Delia's brows puckered.

"I'm afraid it will be long," she said, with a kind of weary passion. "The forces against us are so strong. But we must just go on—and on—straight ahead."

She sat erect on her chair, very straight and slim, in her black dress, her hands, with their long fingers, tightly pressed together on her knee. Miss Toogood thought she had never seen anyone so handsome, or so—so splendid! All that was romantic in the little dressmaker's soul rose to appreciate Delia Blanchflower. So young and so self-sacrificing—and looking like a picture of Saint Cecilia that hung in Miss Toogood's back room! The Movement was indeed wonderful! How it broke down class barriers, and knit all women together! As her eyes fell on the picture of Lady Blanchflower, in a high cap and mittens, over the mantelpiece, Miss Toogood felt a sense of personal triumph over the barbarous and ignorant past.
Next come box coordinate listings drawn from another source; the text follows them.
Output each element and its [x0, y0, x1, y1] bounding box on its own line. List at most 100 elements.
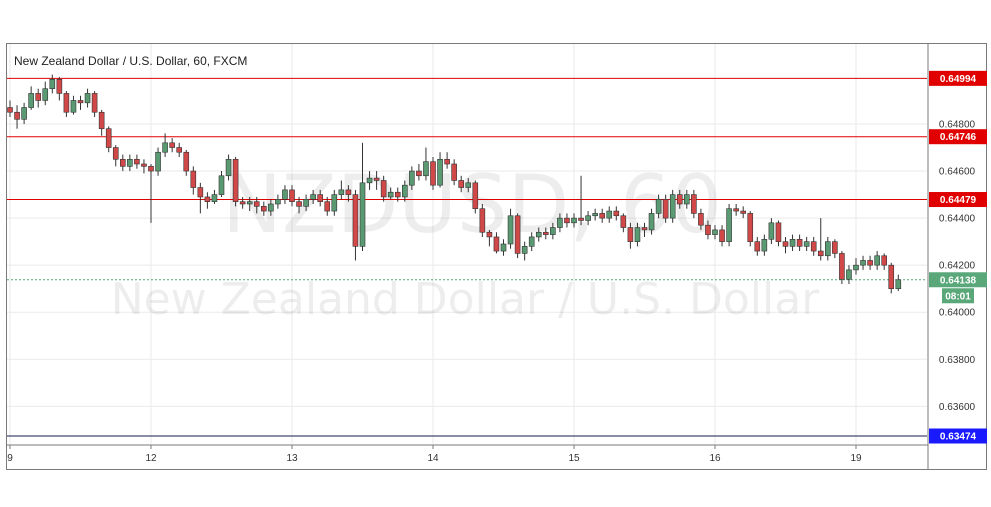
candle-body [557, 217, 563, 228]
candle-body [359, 182, 366, 247]
candle-body [874, 255, 880, 266]
candle-body [28, 93, 34, 108]
candle-body [740, 210, 747, 214]
candle-body [394, 191, 401, 198]
candle-body [486, 231, 493, 238]
candle-body [726, 208, 732, 242]
candle-body [528, 236, 535, 247]
price-axis[interactable]: 0.64800 0.64600 0.64400 0.64200 0.64000 0.638… [939, 120, 976, 413]
candle-body [437, 158, 443, 186]
candle-body [789, 238, 796, 247]
candle-body [691, 194, 697, 214]
candle-body [345, 189, 352, 195]
candle-body [719, 229, 725, 242]
candle-body [246, 201, 253, 205]
current-price-tag [929, 272, 987, 288]
candle-body [260, 206, 267, 212]
candle-body [479, 208, 486, 233]
candle-body [817, 250, 824, 257]
candle-body [747, 213, 754, 242]
candle-body [35, 93, 42, 101]
candle-body [641, 227, 648, 231]
candle-body [105, 128, 112, 148]
candle-body [535, 231, 542, 238]
candle-body [14, 111, 20, 120]
candle-body [888, 264, 895, 290]
candle-body [796, 238, 803, 247]
candle-body [197, 187, 204, 198]
candle-body [352, 194, 359, 247]
candle-body [268, 203, 274, 212]
price-tick-label: 0.64000 [939, 308, 976, 319]
time-axis[interactable]: 9 12 13 14 15 16 19 [7, 445, 862, 464]
candle-body [183, 151, 190, 172]
candle-body [571, 217, 577, 224]
time-tick-label: 14 [427, 453, 439, 464]
candle-body [881, 255, 888, 266]
candle-body [472, 182, 479, 210]
candle-body [655, 198, 662, 214]
candle-body [324, 201, 331, 212]
candle-body [634, 227, 641, 242]
candle-body [550, 227, 556, 235]
candle-body [810, 241, 817, 252]
price-tick-label: 0.64800 [939, 120, 976, 131]
candle-body [211, 194, 218, 202]
candle-body [77, 100, 84, 104]
candle-body [465, 182, 472, 188]
candle-body [42, 88, 49, 101]
candle-body [754, 241, 761, 252]
candle-body [867, 260, 873, 266]
candle-body [853, 264, 859, 271]
level-price-tag [929, 192, 987, 208]
candle-body [190, 170, 197, 188]
candle-body [310, 194, 316, 200]
candle-body [592, 213, 598, 217]
candle-body [232, 158, 239, 202]
candle-body [620, 215, 627, 228]
candle-body [500, 243, 507, 252]
candle-body [782, 241, 789, 247]
candle-body [542, 231, 549, 235]
candle-body [49, 78, 56, 90]
horizontal-lines [7, 77, 927, 437]
candle-body [648, 213, 655, 231]
candle-body [239, 201, 246, 205]
current-price-tag-label: 0.64138 [940, 275, 977, 286]
candle-body [521, 246, 528, 254]
candle-body [613, 210, 620, 217]
candle-body [141, 163, 147, 167]
candle-body [895, 279, 902, 290]
candle-body [860, 260, 866, 266]
candle-body [373, 177, 380, 181]
candle-body [317, 194, 324, 202]
candle-body [514, 215, 521, 254]
candle-body [803, 241, 810, 247]
candle-body [338, 189, 345, 195]
candle-body [155, 151, 161, 172]
candle-body [98, 111, 105, 130]
candle-body [253, 201, 260, 207]
candle-body [84, 93, 91, 104]
price-tags: 0.64994 0.64746 0.64479 0.63474 0.64138 08:01 [929, 70, 987, 444]
price-tick-label: 0.64200 [939, 261, 976, 272]
level-price-tag [929, 129, 987, 145]
candle-body [599, 213, 606, 219]
candle-body [409, 170, 415, 186]
candle-body [366, 177, 373, 184]
candle-body [775, 222, 782, 242]
watermark-name: New Zealand Dollar / U.S. Dollar [111, 274, 821, 325]
candle-body [662, 198, 669, 219]
candle-body [289, 189, 295, 202]
candle-body [148, 166, 154, 172]
level-price-tag-label: 0.64479 [940, 195, 977, 206]
time-tick-label: 16 [709, 453, 721, 464]
chart-grid [7, 44, 927, 444]
level-price-tag-label: 0.63474 [940, 432, 977, 443]
candle-body [282, 189, 288, 200]
candle-body [225, 158, 232, 177]
price-tick-label: 0.63800 [939, 355, 976, 366]
candle-body [444, 158, 450, 165]
candle-body [380, 180, 387, 198]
"What I mind most is the apathy of people—the people down here. It's really terrible!" said the science mistress, in her melancholy voice. "Sometimes I hardly know how to bear it. One thinks of all that's going on in London—and in the big towns up north—and here—it's like a vault. Everyone's really against us. Why the poor people—the labourers' wives—they're the worst of any!"

"Oh no!—we're getting on—we're getting on!" said Miss Toogood, hastily. "You're too despondent, Miss Jackson, if you'll excuse me—you are indeed. Now I'm never downhearted, or if I am, I say to myself—'It's all right somewhere!—somewhere that you can't see.' And I think of a poem my father was fond of—'If hopes are dupes, fears may be liars—And somewhere in yon smoke concealed—Your comrades chase e'en now the fliers—And but for you possess the field!' That's by a man called Arthur Clough—Miss Blanchflower—and it's a grand poem!"

Her pale blue eyes shone in their wrinkled sockets. Delia remembered a recent visit to Miss Toogood's tiny parlour behind the front room where she saw her few customers and tried them on. She recollected the books which the back parlour contained. Miss Toogood's father had been a bookseller—evidently a reading bookseller—in Winchester, and in the deformed and twisted form of his daughter some of his soul, his affections and interests, survived.

"Yes, but what are you going to give us to do, Miss Blanchflower?" said Kitty Foster, impatiently—"I don't care what I do! And the more it makes the men mad, the better!"

She drew herself up affectedly. She was a strapping girl, with a huge vanity and a parrot's brain. A year before this date a "disappointment" had greatly embittered her, and the processions and the crowded London meetings, and the window-breaking riots into which she had been led while staying with a friend, had been the solace and relief of a personal rancour and misery she might else have found intolerable.